Aulia Damayanti - detikFinance
Selasa, 10 Agu 2021 09:03 WIB
VANCOUVER, BC - OCTOBER 29: Gabriel Scheare uses the worlds first bitcoin ATM on October 29, 2013 at Waves Coffee House in Vancouver, British Columbia. Scheare said he just felt like being part of history. The ATM, named Robocoin, allows users to buy or sell the digital currency known as bitcoins. Once only used for black market sales on the internet, bitcoins are starting to be accepted at a growing number of businesses. (Photo by David Ryder/Getty Images)
Foto: Getty Images
Jakarta -

Pemerintah Amerika Serikat (AS) menetapkan transaksi uang kripto dikenakan pajak. Dalam rapat Senat AS, ditentukan uang kripto masuk pajak infrastruktur.

Dikutip dari CNN, Selasa (10/9/2021) terobosan ini dilakukan agar transaksi online, seperti kripto memiliki aturan. Peraturan itu telah melalui negosiasi dengan Departemen Keuangan AS, yang berfokus pada pengaturan aset digital dengan mewajibkan pialang kripto untuk melaporkan transaksi mereka.

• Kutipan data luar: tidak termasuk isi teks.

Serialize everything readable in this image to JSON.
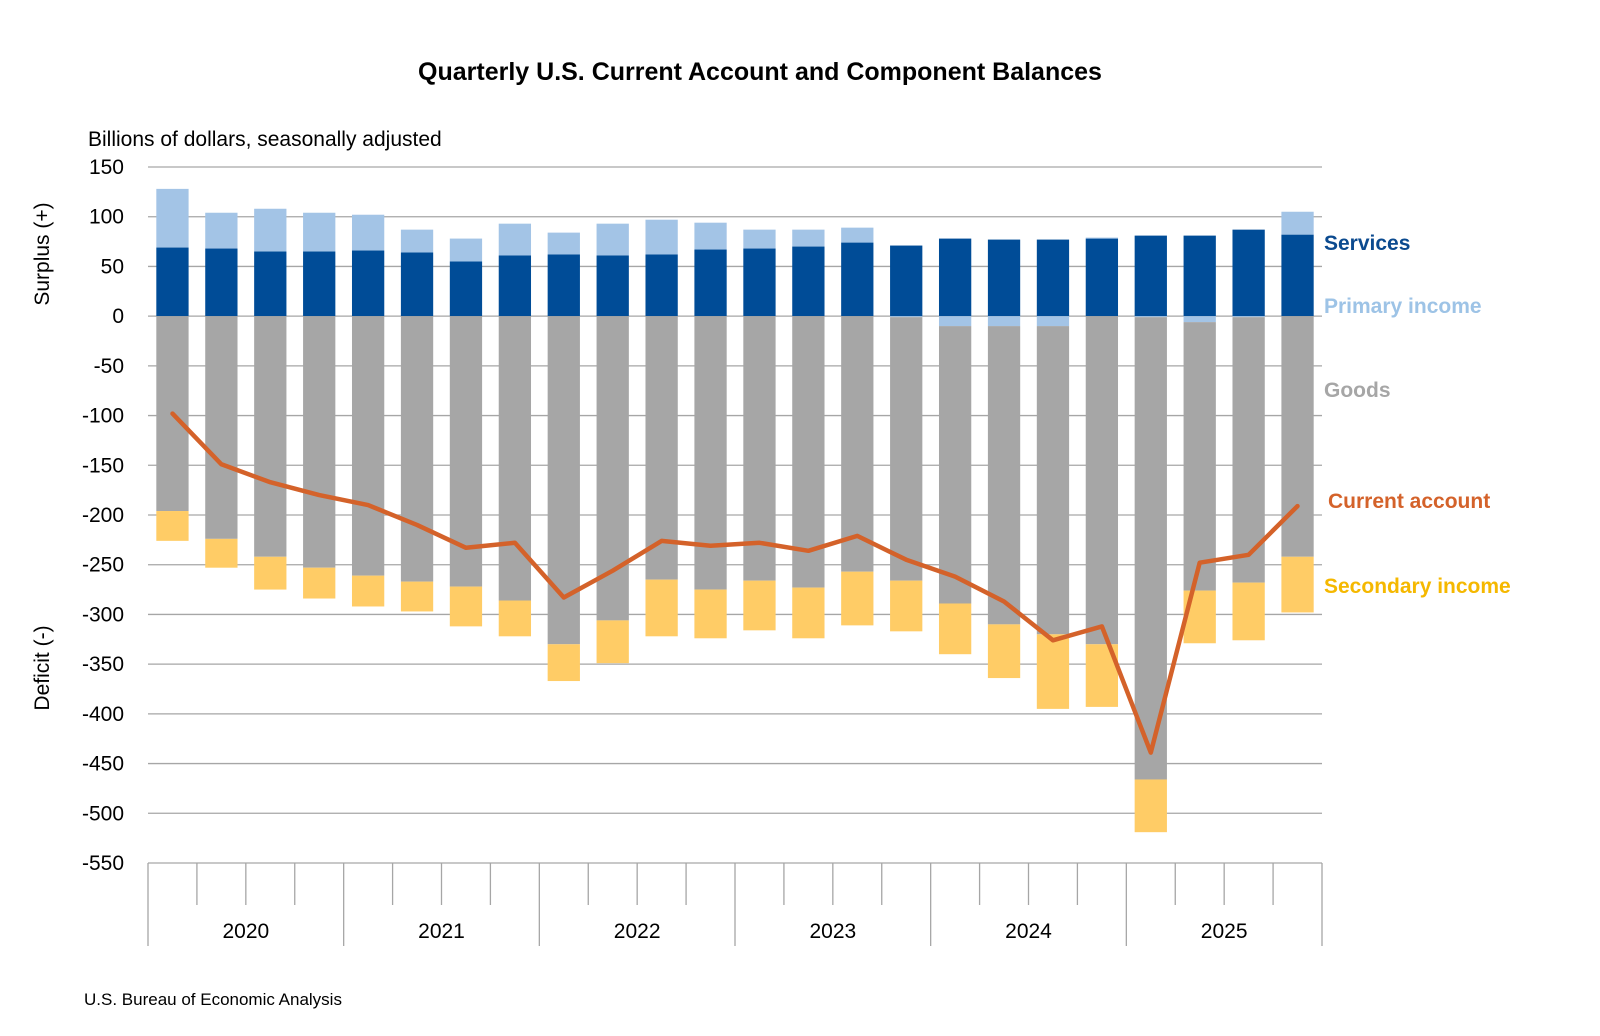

Peraturan terkait kripto dibuat seiring meningkatnya investor di AS khususnya Bitcoin. Menurut salah satu jajak pendapat, orang dewasa yang memiliki US$ 10.000 umumnya akan melakukan investasi di saham, obligasi, hingga reksa dana.

Tetapi, 6% orang mengaku akan menginvestasikan uang itu ke dalam Bitcoin. Persentase itu naik 2% dari data pada Mei 2018. Sementara investor Bitcoin di kalangan usia di atas 50 tahun naik 13% tahun ini.

Senator AS Cynthia Lummis mengungkap, terbentuknya aturan baru di AS terkait uang kripto disebut menunjukkan ada banyak orang yang tertarik dengan kripto terutama di Senat.

"Intinya adalah kami menemukan siapa di Senat yang tertarik pada subjek ini yang mungkin sebelumnya tidak tahu apa-apa tentang uang kripto. Kami akhirnya dapat menggambarkan bahwa ada banyak orang yang tertarik dengan aset digital dan sekarang memiliki kontak dengan senator mereka," katanya.